Umso mehr lohnt es sich, dein Buch zu lesen, um sich ein Leben in Vernunft und Harmonie schon einmal vorzustellen. Meditation und Entspannungstechniken gehören da zu den wichtigsten kulturellen Grundlagen. Das Buch beginnt ja schon damit, dass Lena aufwacht und in einer Nachrichtensendung sieht, wie die neue deutsche Kanzlerin am Welt-Yoga-Tag gemeinsam mit anderen den Sonnengruß übt.
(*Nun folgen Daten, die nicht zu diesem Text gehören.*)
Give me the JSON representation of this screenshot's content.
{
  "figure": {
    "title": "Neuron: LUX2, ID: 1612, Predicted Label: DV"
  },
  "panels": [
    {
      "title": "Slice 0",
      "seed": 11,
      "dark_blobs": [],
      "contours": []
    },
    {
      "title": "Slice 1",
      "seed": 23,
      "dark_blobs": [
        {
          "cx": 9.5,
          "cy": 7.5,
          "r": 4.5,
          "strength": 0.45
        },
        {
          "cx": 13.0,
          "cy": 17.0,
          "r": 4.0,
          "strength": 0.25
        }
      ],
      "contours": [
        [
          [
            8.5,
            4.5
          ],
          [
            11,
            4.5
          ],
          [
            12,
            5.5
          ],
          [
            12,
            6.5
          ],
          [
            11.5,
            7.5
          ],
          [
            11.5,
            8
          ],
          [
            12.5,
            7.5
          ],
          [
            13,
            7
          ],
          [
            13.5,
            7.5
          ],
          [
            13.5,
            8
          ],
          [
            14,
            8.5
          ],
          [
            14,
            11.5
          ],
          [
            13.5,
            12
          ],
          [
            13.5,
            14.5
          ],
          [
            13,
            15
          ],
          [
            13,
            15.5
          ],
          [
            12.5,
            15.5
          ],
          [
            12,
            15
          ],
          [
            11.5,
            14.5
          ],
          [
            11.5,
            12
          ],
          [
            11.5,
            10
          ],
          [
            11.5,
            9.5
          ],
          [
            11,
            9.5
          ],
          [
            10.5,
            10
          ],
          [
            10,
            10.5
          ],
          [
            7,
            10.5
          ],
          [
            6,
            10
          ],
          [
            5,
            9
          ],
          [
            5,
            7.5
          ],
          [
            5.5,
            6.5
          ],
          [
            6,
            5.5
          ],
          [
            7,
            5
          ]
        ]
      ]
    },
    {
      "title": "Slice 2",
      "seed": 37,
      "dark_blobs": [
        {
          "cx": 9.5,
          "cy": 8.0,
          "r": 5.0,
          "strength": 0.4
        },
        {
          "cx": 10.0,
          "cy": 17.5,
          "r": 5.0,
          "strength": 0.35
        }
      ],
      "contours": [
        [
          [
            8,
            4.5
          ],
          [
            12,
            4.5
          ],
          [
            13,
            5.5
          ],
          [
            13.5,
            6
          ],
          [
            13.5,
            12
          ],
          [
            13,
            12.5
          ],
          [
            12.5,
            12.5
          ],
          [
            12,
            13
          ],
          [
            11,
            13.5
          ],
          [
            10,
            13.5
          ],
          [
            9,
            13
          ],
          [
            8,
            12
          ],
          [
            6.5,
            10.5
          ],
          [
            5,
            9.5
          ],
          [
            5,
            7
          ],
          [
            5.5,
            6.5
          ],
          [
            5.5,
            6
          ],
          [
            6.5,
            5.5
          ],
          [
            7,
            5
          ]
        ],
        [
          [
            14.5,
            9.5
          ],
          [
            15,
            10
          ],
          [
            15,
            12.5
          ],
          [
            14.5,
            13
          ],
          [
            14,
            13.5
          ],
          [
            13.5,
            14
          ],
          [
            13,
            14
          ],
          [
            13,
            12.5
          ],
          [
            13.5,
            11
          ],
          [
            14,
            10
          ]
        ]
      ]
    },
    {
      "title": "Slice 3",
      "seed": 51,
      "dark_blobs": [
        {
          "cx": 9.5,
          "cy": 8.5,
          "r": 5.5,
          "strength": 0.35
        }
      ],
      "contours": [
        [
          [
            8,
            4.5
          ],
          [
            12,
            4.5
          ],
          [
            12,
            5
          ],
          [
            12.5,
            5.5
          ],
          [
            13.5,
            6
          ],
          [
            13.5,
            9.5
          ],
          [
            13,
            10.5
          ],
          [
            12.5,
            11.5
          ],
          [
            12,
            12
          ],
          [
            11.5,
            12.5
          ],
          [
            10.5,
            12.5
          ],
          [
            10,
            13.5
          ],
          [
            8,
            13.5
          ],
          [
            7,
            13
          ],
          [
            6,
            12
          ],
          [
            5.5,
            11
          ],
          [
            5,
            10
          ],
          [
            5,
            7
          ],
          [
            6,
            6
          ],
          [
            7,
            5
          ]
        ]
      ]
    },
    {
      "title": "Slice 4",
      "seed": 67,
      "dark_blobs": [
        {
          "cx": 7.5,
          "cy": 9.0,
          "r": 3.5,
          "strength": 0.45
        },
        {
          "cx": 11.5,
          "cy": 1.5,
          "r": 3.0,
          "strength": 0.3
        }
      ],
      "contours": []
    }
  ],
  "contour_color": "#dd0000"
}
Das Verblüffende an deinem Roman ist, dass die Protagonisten Lena und Jannis kaum einen persönlichen Konflikt durchleben und trotzdem ist es unheimlich spannend zu lesen, wie die beiden durch eine Welt voller Lösungen spazieren. Mir hat das richtig großen Spaß gemacht.

Danke, das freut mich zu hören!

Danke dir für das Buch und dieses Gespräch.